He leaned forward in his chair and, resting his hands on his knees, gazed at me somberly.

"Suppose I say he didn't kill himself?" slowly. "Suppose I say he was murdered? Suppose—good God—suppose I killed him myself?"

I drew back in stupefaction, but he hurried on.

"For the last two days I've been wondering—if I did it! He hadn't any weapon; I had one, his. I hated him that day; I had tried to save him, and couldn't. My God, Knox, I might have gone off my head and done it—and not remember it. There have been cases like that."

His condition was pitiable. I looked around for some whisky, but the best I could do was a little port on the sideboard. When I came back he was sitting with bent head, his forehead on his palms.

"I've thought it all out," he said painfully. "My mother had spells of emotional insanity.

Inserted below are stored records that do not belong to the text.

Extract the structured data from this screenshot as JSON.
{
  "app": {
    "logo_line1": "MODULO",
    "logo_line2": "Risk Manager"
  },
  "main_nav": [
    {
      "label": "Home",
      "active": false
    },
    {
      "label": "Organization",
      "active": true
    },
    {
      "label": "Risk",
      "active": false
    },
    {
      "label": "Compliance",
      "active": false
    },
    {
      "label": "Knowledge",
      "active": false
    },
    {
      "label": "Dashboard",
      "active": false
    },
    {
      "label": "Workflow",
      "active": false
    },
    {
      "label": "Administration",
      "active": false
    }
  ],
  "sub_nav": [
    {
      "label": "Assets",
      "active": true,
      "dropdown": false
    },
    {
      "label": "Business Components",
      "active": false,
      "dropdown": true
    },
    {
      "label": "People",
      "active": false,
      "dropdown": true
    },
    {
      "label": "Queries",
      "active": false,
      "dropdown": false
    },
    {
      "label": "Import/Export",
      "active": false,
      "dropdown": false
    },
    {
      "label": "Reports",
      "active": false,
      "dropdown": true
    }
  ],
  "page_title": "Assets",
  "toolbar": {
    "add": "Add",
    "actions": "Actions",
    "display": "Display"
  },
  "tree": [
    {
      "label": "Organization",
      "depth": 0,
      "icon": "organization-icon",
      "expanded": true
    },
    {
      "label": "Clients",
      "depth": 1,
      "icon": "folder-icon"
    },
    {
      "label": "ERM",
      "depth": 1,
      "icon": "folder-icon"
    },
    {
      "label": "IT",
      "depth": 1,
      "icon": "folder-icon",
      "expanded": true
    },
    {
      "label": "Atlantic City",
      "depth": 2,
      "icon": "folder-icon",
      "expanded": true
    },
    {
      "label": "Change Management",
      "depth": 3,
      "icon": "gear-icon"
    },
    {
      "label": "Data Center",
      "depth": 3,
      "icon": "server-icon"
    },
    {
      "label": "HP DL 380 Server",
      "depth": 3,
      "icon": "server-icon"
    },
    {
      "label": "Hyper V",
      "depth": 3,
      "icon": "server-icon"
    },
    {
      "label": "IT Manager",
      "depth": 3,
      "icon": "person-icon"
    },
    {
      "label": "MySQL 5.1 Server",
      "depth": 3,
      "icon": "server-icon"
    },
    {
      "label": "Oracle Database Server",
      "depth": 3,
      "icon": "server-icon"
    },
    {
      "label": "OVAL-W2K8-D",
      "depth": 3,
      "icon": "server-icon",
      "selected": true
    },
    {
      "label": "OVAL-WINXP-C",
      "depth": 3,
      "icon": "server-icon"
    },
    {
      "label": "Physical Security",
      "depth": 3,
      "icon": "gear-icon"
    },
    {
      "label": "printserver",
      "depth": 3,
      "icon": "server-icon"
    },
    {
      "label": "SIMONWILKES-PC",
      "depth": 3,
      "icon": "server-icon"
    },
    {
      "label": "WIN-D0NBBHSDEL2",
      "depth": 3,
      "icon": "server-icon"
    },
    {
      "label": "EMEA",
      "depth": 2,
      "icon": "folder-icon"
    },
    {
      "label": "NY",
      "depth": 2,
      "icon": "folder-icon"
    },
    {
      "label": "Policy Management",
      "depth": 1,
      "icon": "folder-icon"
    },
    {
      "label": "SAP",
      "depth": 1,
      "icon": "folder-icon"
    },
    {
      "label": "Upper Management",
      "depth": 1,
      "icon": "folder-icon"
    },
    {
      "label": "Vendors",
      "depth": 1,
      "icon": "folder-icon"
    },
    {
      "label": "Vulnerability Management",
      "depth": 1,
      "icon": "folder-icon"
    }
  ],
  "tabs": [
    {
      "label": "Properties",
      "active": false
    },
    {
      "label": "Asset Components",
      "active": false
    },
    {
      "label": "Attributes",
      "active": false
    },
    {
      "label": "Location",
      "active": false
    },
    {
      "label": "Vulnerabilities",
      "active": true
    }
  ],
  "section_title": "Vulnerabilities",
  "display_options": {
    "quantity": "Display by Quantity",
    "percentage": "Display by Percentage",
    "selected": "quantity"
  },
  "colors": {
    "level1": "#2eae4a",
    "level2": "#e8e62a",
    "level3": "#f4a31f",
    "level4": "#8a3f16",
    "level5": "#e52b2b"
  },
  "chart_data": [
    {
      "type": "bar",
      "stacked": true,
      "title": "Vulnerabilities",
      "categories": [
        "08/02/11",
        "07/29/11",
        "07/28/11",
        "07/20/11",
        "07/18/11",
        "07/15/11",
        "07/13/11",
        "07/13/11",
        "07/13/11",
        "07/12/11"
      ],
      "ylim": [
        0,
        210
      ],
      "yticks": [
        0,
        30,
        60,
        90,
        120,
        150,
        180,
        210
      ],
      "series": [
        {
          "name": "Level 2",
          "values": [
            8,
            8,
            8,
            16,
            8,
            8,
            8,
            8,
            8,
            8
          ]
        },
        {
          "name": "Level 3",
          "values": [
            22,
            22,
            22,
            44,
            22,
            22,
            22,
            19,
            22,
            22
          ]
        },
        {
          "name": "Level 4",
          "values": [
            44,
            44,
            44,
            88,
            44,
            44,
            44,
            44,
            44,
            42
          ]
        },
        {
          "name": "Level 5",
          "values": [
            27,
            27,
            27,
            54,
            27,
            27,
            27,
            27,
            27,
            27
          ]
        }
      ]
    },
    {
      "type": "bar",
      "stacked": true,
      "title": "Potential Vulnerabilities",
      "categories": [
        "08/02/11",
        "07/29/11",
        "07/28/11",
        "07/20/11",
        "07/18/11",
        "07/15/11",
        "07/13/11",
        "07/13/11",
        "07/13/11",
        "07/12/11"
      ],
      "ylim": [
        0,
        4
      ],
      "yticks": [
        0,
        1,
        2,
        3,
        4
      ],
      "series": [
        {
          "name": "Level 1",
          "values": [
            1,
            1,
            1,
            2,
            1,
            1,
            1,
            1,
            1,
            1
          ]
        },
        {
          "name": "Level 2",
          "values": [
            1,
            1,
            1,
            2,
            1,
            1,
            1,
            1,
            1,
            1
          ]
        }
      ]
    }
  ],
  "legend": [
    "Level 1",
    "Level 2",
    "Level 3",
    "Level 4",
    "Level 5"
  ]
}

Perhaps I went there, without knowing it, and killed him. I can see him, in the night, when I daren't sleep, toppling over on to that table, with a bullet wound in his head, and I am in the room, and I have his revolver in my pocket!"

"You give me your word you have no conscious recollection of hearing a shot fired."

"My word before Heaven," he said fervently. "But I tell you, Knox, he had no weapon. No one came out of that room as I went in and yet he was only swaying forward, as if I had shot him one moment, and caught him as he fell, the next. I was dazed; I don't remember yet what I told the police."

The expression of fear in his eyes was terrible to see. A gust of wind shook the shutters, and he jumped almost out of his chair.

"You will have to be careful," I said. "There have been cases where men confessed murders they never committed, driven by Heaven knows what method of undermining their mental resistance. Yon expose your imagination to 'third degree' torture of your own invention, and in two days more you will be able to add full details of the crime."